According to recent estimates, the state faces about $20 billion in future health insurance obligations for current and future retirees of public schools, colleges and non-education state agencies, the news report said. About $5 billion of that liability belongs to the SEIB and $15 billion to the PEEHIP board.

State Finance Director Jim Main, Governor Bob Riley’s top budget adviser and a member of both insurance boards, said he thinks both trusts need a source of regular funding and that he would talk with Riley about setting up a committee to study ways that might be done.

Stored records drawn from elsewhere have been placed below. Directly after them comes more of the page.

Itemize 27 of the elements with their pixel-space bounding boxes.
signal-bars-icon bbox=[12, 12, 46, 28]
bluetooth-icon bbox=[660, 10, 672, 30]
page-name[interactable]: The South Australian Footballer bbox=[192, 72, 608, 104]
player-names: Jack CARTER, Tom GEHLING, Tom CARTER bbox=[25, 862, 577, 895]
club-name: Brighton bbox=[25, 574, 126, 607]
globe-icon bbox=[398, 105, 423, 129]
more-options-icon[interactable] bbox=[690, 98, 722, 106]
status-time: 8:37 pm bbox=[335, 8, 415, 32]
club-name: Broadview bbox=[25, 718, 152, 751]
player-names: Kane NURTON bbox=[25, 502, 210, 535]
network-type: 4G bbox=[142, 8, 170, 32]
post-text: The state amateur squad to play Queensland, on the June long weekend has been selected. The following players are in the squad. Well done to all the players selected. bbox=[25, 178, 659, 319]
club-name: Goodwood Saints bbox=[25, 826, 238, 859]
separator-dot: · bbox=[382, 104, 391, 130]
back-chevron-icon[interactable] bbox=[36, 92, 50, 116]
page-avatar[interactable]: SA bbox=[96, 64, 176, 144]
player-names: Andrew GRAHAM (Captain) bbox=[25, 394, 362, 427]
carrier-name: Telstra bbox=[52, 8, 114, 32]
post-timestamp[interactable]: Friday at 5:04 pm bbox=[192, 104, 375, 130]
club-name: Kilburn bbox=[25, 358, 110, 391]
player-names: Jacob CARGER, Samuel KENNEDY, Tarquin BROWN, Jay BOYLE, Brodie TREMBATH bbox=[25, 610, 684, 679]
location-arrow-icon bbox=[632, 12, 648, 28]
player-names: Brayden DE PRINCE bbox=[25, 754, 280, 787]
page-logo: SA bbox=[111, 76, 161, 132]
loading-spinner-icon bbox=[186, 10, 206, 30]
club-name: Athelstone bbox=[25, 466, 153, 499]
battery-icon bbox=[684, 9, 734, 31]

A recent study from Aon Consulting cited Voluntary Employee Benefits Associations, Health Reimbursement Accounts, and/or a Section 115 Trusts as the funding vehicles of choice for government employers considering funding strategies after a new Government Accounting Standards Board (GASB) rule requiring them to account for other post-employment benefits (OPEB) liabilities on their financial statements (See Public Employers Not Considering All GASB 45 Implications ).

The new rule, GASB 45, has forced states to undergo analyses of their OPEB obligations, uncovering staggering liabilities (See NJ Faces $58B Retiree Health Care Tab with no Fund Pool ).